The payment card industry developed PCI DSS — a set of recommendations and rules for businesses that work with card payments to ensure data security. The development and implementation of the PCI DSS began in 2004, and the current version on the market is v3.2.1.

The standard does not belong to a specific country and is not the law. Still, the world's most well-known payment systems, like Visa or Mastercard, won't work with a company that has not passed PCI DSS compliance. There are four levels of compliance:

• L1 – 6+ million transactions annually
• L2 – 1-6 million transactions annually
• L3 – 20,000-1 million transactions annually
• L4 – less than 20,000 transactions annually

The requirements are different for each level and may involve quarterly ASV scans and penetration tests at least once a year. The price for Level 1 could be from $10K to $50K, and the initial compliance takes more than two months. The company needs to be PCI DSS compliant only if it will host a payment page on its side and work with a payment gateway Server-to-Server. In other cases, partnering with a trusted PCI DSS L1 compliant payment intermediary is a great solution.

Reconciliation

Reconciliation is an accounting process of comparing two sets of records to check that figures are correct and in agreement. 

Everything that passes through our system is secured by funds in another system. That's why it's crucial to ensure that the statuses and amounts in both systems are the same, there was no failure, and the commission was calculated correctly.

Reconciliation should help with the following issues:

• Status mismatch
• Amount mismatch
• The operation does not exist in the provider's system
• The operation does not exist in the processing
• Non-financial attribute mismatch: IP, fingerprint, description, etc.

Interaction logs

Ideally, the company should record absolutely every interaction with the provider, as sometimes it is necessary to confirm certain actions. In the payment industry, the inability to provide evidence of one's actions can result in financial and reputational losses.

It is crucial to keep a record of the following data:

• All requests and responses between you and the provider
• Provider transport errors: 500+, timeouts, unexpected behaviour
• Callbacks
• User returns

Infrastructure

Effective and high-quality infrastructure setting directly affects the work of a company. Modern infrastructure providers such as Amazon Web Services, Cloudflare and others offer businesses a wide range of packages and services.

The main functions that the infrastructure provider should offer are:

• Capacity planning
• Scaling policies
• DDoS protection
• Data backups
• Data retention

Conclusion

Businesses that work with digital payments bear direct losses resulting from data leaks, miscommunication with providers, or fraudulent schemes. To avoid this, they must apply relevant security measures or look for a payment partner that takes care of it. Fortunately,  there is plenty of trusted payment security solutions on the market. 

Rule engines, scoring services, artificial intelligence, and block lists based on a variety of attributes prevent businesses from processing suspicious transactions.

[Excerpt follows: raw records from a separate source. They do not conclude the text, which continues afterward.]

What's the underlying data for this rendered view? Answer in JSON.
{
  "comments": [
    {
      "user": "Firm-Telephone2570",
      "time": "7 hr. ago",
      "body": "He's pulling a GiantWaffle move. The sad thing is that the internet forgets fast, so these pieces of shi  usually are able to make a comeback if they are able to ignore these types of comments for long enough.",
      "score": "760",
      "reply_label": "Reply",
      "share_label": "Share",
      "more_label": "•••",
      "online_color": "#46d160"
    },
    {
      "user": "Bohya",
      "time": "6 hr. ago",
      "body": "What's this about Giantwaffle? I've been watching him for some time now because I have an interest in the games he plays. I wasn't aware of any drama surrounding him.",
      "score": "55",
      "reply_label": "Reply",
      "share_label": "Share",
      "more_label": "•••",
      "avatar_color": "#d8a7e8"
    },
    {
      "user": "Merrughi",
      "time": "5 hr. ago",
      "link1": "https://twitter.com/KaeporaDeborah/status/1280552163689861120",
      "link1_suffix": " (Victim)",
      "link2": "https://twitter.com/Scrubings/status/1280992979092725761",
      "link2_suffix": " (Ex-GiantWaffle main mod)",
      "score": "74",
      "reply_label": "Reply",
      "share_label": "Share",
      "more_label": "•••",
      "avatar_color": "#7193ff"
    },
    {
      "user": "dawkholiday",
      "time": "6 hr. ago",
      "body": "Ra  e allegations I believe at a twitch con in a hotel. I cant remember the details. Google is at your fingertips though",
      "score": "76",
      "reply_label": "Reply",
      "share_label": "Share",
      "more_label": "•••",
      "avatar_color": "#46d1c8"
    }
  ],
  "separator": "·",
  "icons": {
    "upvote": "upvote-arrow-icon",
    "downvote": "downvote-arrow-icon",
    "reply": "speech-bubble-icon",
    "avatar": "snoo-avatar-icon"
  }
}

Reconciliation, interaction logs, and high-quality infrastructure help minimise the possibility of problem cases and enable businesses to solve occurring issues quickly. PCI DSS compliance implies a set of security measures that a company working with payments has to implement to protect customers’ data and transactions.

Fraud as a phenomenon will always be present in the market. But using modern methods and services gives companies many opportunities to protect their customers from fraud and prevent unwanted losses.